WHAT ARE YOU LOOKING FOR?
When Marshall Vielle is on stage, it is clear: he has found his place in the world. Whether he is directing or preforming, Marshall’s magnet presence and passion for theatre shine.
As a uLethbridge student studying performance, Marshall says being involved in theatre productions as well as being able to work with students from across Canada and around the world in a smaller setting have helped him flourish in his studies.
“One of my favourite uLethbridge memories is the night I presented my directing project to the public,” he recalls. “It was a phenomenal experience as I got to see something very near and dear to my heart on its feet. It was like exposing myself to the world. Vulnerable, but gratifying at the same time.”
Marshall has taken his study of performance internationally to Malawi, Africa, where he had the opportunity to demonstrate global health promotion through the use of theatre.
“I worked in rural communities to help prevent the spread of Malaria and HIV,” he says. “For me this field study was about having a cultural exchange, as well as gaining first-hand experience in facilitation, something I hope to take me with as I venture into using theatre in community development.”
The arts, Marshall says, facilitate social change — something he is particularly excited to be part of.
“As artists, it is our job to create content that helps people see things in a new perspective, to raise awareness and teach empathy. This is done by helping people feel in every sense of the word,” he says. “Theatre, and art in general, can help people understand each other and the world around us in a significant way. Through theatre we can learn what it means to be human.”

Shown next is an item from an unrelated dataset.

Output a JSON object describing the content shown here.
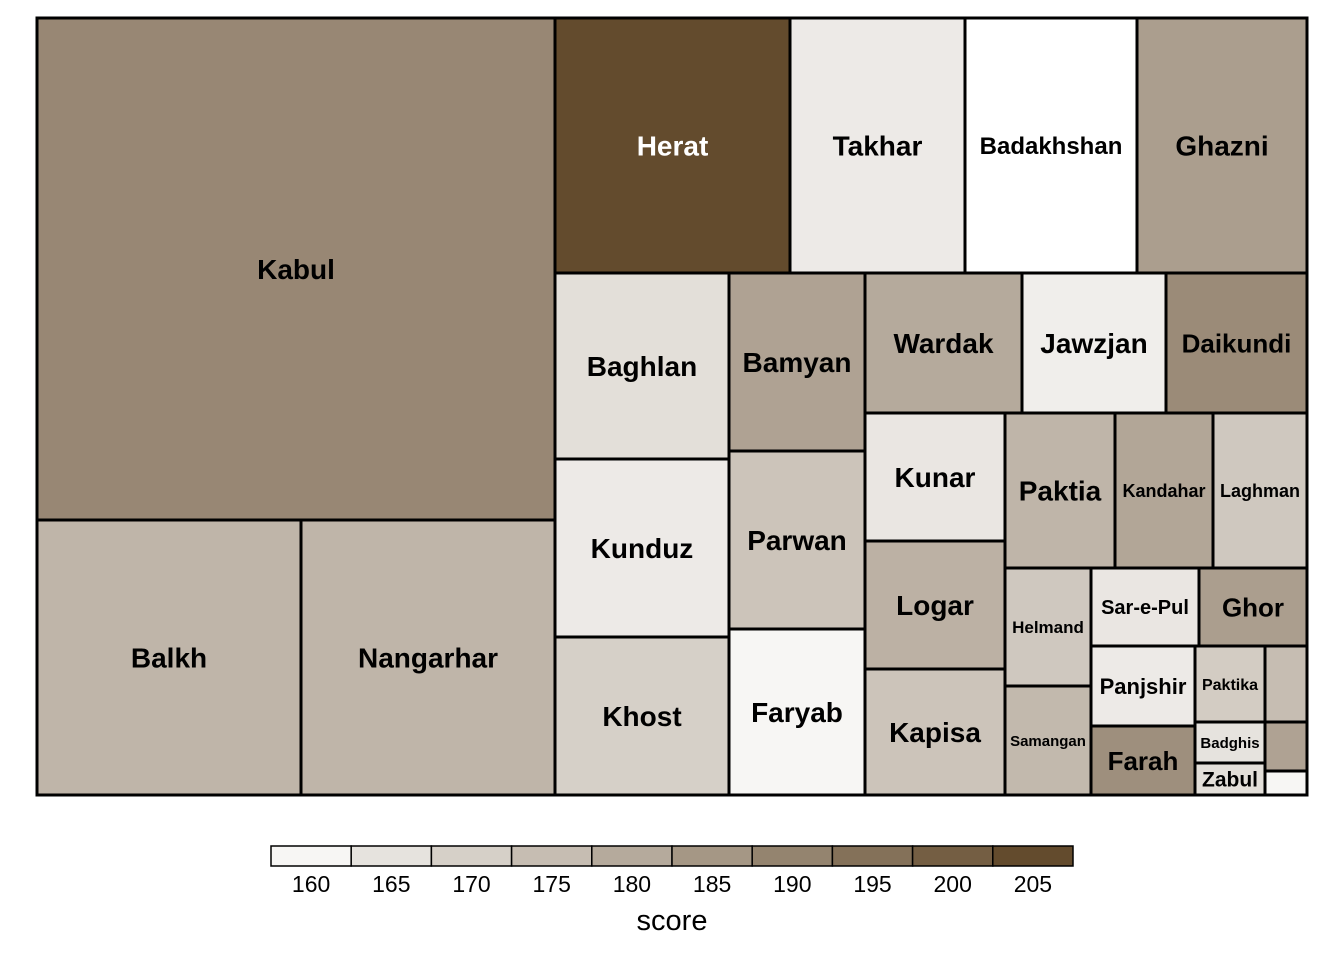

Reflecting on his time at uLethbridge, he says:
“For me, theatre is about a group of people coming together to achieve a desired goal. It is about laying foundations of understanding. It is also a part of a greater knowledge sharing paradigm. My appreciation for knowledge sharing stems from my own Blackfoot culture, in which concepts such as storytelling are considered valuable gifts. In this way, I consider each of the teachings I have received from my professors here at the University to be gifts that I will take with me as I embark on my own creative journey.”